Sylvain Riflet (saxophone ténor, clarinette, shruti-box), Verneri Pohjola (trompette), Sandrine Marchetti (harmonium), Benjamin Flament (percussion)
Maison de la Radio (et de la Musique), studio 104, 30 avril 2022, 19h30
Pour célébrer cet univers modal et médiéval, Sylvain Rifflet a rassemblé une équipe hors du commun. Verneri Pohjola, trompettiste finlandais à la sonorité et à l’expressivité sans pareilles, construit avec le saxophoniste un dialogue d’une richesse impressionnante. Sandrine Marchetti, avec un harmonium traditionnel de la musique indienne, pourvoit à un soubassement harmonique qui excède largement le rôle traditionnel des bourdons de la musique ancienne. Et Benjamin Flament, avec son dispositif de percussions sans équivalent, est comme un magicien des rythmes et des timbres. Le groupe joue le répertoire d’un CD publié fin 2019, juste avant la pandémie.
Il a pu cependant faire entendre cette musique dans un certain nombre de concerts, et c’est l’avant dernière date de la série. Un nouveau programme a vu le jour, avec une instrumentation légèrement différente, et un nouveau disque. Mais c’est là une autre histoire.
Au fil du concert, très vite les monodies vont engendrer des dialogues, des joutes et des contrepoints qui vont s’épanouir dans cet univers modal. Les rythmes et les timbres des percussions s’invitent dans ces échanges croisés, et le monde médiéval tutoie la musique répétitive comme l’effervescence balkanique. L’expressivité est intense, dans les envolées solitaires et improvisées comme dans les exposés mélodiques. Dans la retenue d’hymnes presque sacrés comme dans l’éclat, la dramaturgie musicale nous a captivés. Grand moment de musique !

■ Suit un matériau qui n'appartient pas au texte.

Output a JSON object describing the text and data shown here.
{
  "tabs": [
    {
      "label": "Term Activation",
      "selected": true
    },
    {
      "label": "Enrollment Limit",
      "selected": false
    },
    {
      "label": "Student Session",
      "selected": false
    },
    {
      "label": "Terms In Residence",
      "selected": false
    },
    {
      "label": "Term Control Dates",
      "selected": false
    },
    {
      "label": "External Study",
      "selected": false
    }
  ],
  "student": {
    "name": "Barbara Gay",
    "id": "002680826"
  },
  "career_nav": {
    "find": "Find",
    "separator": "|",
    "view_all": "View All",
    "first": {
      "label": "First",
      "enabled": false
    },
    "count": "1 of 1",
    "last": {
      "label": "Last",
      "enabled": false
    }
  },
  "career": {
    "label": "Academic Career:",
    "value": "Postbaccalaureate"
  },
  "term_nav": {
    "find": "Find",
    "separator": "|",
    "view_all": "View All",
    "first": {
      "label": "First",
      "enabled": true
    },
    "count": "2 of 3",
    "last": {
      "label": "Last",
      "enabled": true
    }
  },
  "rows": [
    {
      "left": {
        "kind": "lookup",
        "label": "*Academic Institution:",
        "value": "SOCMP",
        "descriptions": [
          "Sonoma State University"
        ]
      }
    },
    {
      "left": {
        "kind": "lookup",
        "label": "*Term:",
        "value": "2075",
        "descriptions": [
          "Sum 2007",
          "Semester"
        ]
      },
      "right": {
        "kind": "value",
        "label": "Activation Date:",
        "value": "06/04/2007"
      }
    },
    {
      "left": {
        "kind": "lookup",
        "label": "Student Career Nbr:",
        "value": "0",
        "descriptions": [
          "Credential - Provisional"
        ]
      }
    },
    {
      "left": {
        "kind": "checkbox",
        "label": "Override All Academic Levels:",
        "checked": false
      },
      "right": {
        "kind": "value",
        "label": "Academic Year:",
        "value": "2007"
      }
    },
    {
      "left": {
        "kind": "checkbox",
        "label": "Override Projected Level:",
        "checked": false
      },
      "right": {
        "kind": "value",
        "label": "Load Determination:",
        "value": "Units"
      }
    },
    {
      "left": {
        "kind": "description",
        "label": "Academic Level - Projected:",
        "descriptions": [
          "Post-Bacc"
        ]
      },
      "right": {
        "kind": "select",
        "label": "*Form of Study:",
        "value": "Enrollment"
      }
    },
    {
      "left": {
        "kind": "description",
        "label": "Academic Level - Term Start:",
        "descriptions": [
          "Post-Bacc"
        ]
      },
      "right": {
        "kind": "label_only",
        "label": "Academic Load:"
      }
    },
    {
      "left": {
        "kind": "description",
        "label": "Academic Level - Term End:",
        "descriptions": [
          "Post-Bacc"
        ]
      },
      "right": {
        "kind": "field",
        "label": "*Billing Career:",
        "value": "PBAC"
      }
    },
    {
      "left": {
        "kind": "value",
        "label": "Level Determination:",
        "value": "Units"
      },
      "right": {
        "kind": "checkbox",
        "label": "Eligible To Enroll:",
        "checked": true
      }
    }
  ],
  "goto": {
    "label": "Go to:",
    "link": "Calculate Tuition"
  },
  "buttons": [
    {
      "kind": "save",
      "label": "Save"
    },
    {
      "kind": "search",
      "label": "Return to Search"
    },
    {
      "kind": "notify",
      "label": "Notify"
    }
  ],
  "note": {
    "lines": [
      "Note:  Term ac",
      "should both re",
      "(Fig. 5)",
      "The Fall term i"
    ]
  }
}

MATHIAS LÉVY «Les Démons familiers»
Thomas Encho (piano), Jérémy Bruyère (contrebasse), Matthieu Chazarenc (batterie), Mathias Lévy (violon, compositions), Maëlle Desbrosses (alto), Bruno Ducret (violoncelle), Jean-Philipppe Viret (contrebasse), Grégoire Letouvet (arrangements)

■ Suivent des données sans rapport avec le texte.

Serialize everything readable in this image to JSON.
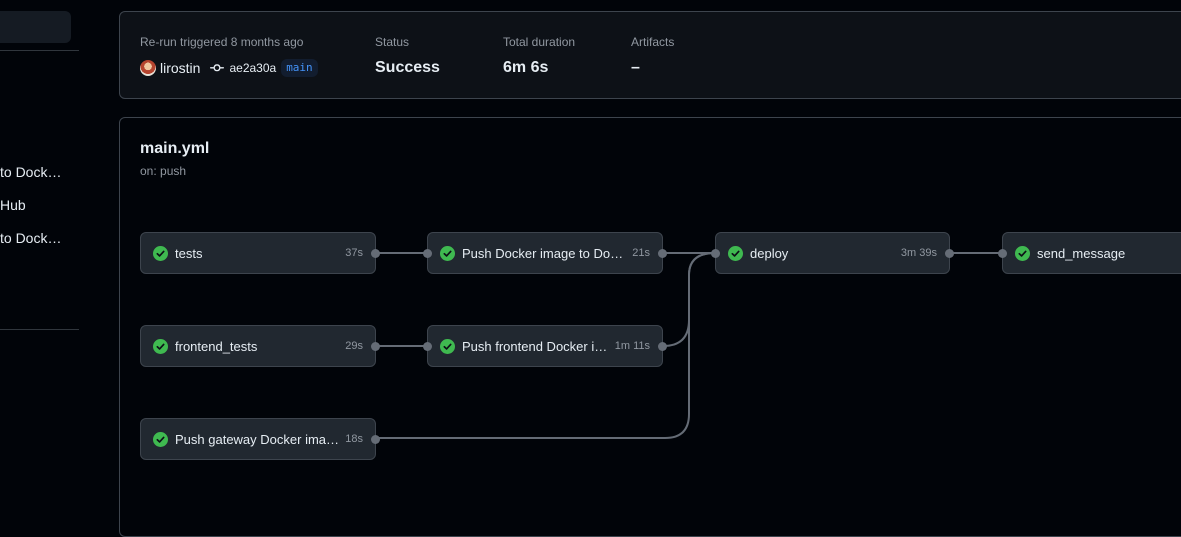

invités : Laurent Derache (accordéon), Hugues Mayot (clarinette basse, saxophone soprano)
Maison de la Radio (et de la Musique), studio 104, 30 avril 2022, 21h
(Les Démons Familiers, pendant la balance)
Le dispositif musical de cette seconde partie est totalement différent : un trio de jazz (piano, contrebasse, batterie) associé à un quatuor à cordes (violon- le leader-compositeur-, alto, violoncelle et contrebasse) ; et en invités clarinette basse et accordéon. Ce concert célèbre la sortie d’un disque tout récent
Le concert commence sans les invités : les cordes s’accordent, et de ce rituel d’accordage surgit, en fondu-enchaîné, la musique. Elle est intensément lyrique, très bien écrite et orchestrée, les solistes sont brillants, sans transgresser le cadre harmonique. Les invités viendront s’y fondre au fil du programme, qui puise à toutes les sources, des Balkans à l’univers tsigane en passant par le romantisme ou la musique française de l’orée du vingtième siècle, voire un éclat de soul jazz épicé de rhythm’n’blues. Ailleurs, un court instant, je crois déceler une allusion à Blue in Green de Bill Evans. Chaque instrumentiste aura, au fil du concert son espace d’expression. À la faveur d’un intro en solo Bruno Ducret, en joyeux trublion presque punk, va fracturer cet univers brillamment ordonné par des modes de jeu transgressifs, soumettant son violoncelle à quelques traitements hétérodoxes. Le groupe y puise un nouvel élan. Si Jérémy Bruyère est généralement affecté au pizzicato très jazz quand Jean-Philippe Viret joue de l’archet dans le quatuor, les rôles s’inversent parfois, et l’un et l’autre se feront entendre en solistes, dérogeant à leur fonction initiale. Le public est conquis, le chroniqueur ne l’est pas moins, mais à 22h07, au début de ce qui sera peut-être la conclusion du programme, il doit courir jusqu’au métro Ranelagh. Comme trop souvent depuis deux ans, le dernier RER ‘E’, au lieu de partir comme naguère vers 1h du matin, quittera la Gare Haussmann-Saint-Lazare avant 23h.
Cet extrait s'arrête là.